Doing it manually in SSMS was slow and error‑prone, so a few years ago I built an internal tool to speed things up. It lets us load servers, fetch databases, select targets, run scripts in sequence or in parallel, see per‑database success/failure, timeline, dry‑run, etc.
I’m not linking anything here — I’m more interested in the concept than promoting a tool.
My questions to you:
- How do you handle multi‑server / multi‑database updates?
- Do you use custom tools, SSMS, scripts, CI/CD, something else?
- Would features like parallel execution, dry‑run, or execution timeline be useful in your workflow?
- What would be a “must have” vs “nice to have”?
I’d like to understand how others approach this problem and what matters most in real‑world scenarios.
Jawshee_pdx@reddit
I "must have" a filter for these nonsense engagement posts.
MBILC@reddit
This, because you know the next post from them will be the "I built this great tool that improved XYZ by ABC, just sharing it!"
SirLoremIpsum@reddit
And id like for less AI slop bot engagement posts yet here we are
Pawelm_rot@reddit (OP)
It's about language translation. I developed my own software. Since it's very difficult to reach target groups, especially when working solo, I try to gather from conversations with others what their general approach is to the topic versus how I approached it.
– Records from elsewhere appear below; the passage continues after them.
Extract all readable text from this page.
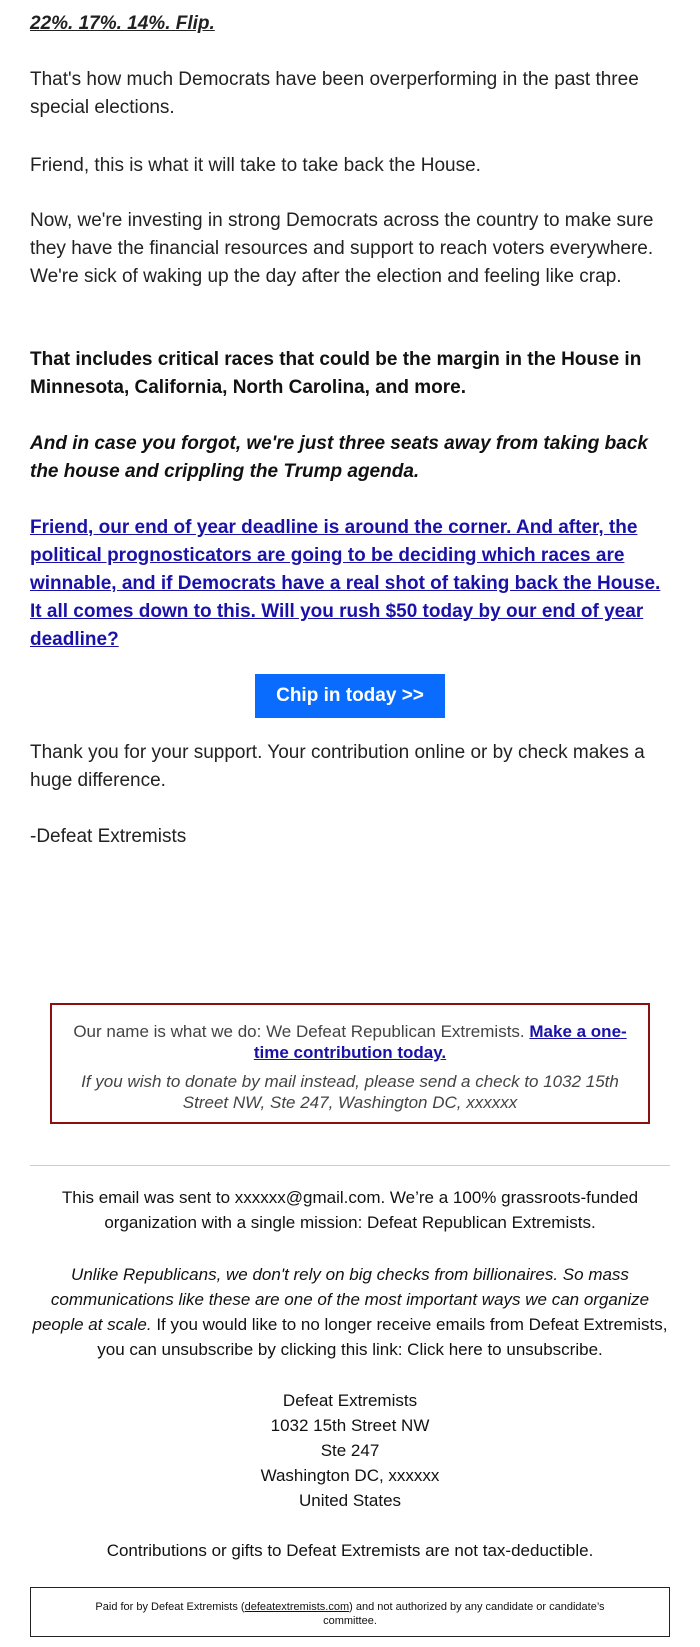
22%. 17%. 14%. Flip.

That's how much Democrats have been overperforming in the past three special elections.

Friend, this is what it will take to take back the House.

Now, we're investing in strong Democrats across the country to make sure they have the financial resources and support to reach voters everywhere. We're sick of waking up the day after the election and feeling like crap.

That includes critical races that could be the margin in the House in Minnesota, California, North Carolina, and more.

And in case you forgot, we're just three seats away from taking back the house and crippling the Trump agenda.

Friend, our end of year deadline is around the corner. And after, the political prognosticators are going to be deciding which races are winnable, and if Democrats have a real shot of taking back the House. It all comes down to this. Will you rush $50 today by our end of year deadline?

Chip in today >>

Thank you for your support. Your contribution online or by check makes a huge difference.

-Defeat Extremists

Our name is what we do: We Defeat Republican Extremists. Make a one-time contribution today.
If you wish to donate by mail instead, please send a check to 1032 15th Street NW, Ste 247, Washington DC, xxxxxx

This email was sent to xxxxxx@gmail.com. We’re a 100% grassroots-funded organization with a single mission: Defeat Republican Extremists.

Unlike Republicans, we don't rely on big checks from billionaires. So mass communications like these are one of the most important ways we can organize people at scale. If you would like to no longer receive emails from Defeat Extremists, you can unsubscribe by clicking this link: Click here to unsubscribe.

Defeat Extremists
1032 15th Street NW
Ste 247
Washington DC, xxxxxx
United States

Contributions or gifts to Defeat Extremists are not tax-deductible.

Paid for by Defeat Extremists (defeatextremists.com) and not authorized by any candidate or candidate’s committee.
This allows me to assess whether to continue and develop it or whether it's pointless.
whetu@reddit
Ansible + lowlydba collection.
Burgergold@reddit
Gitlab runner or jenkins
hoop-dev@reddit
what i did was build parameterized runbooks. define the script once, point it at a list of targets, dry-run first then execute. per-target pass/fail log for remediation. the one thing worth adding from day one is an approval step for destructive ops. thought it was overkill until someone almost dropped prod.
Reo_Strong@reddit
I do this via powershell.
Generate the script and the list of servers to run it on, press go, log errors for remediation.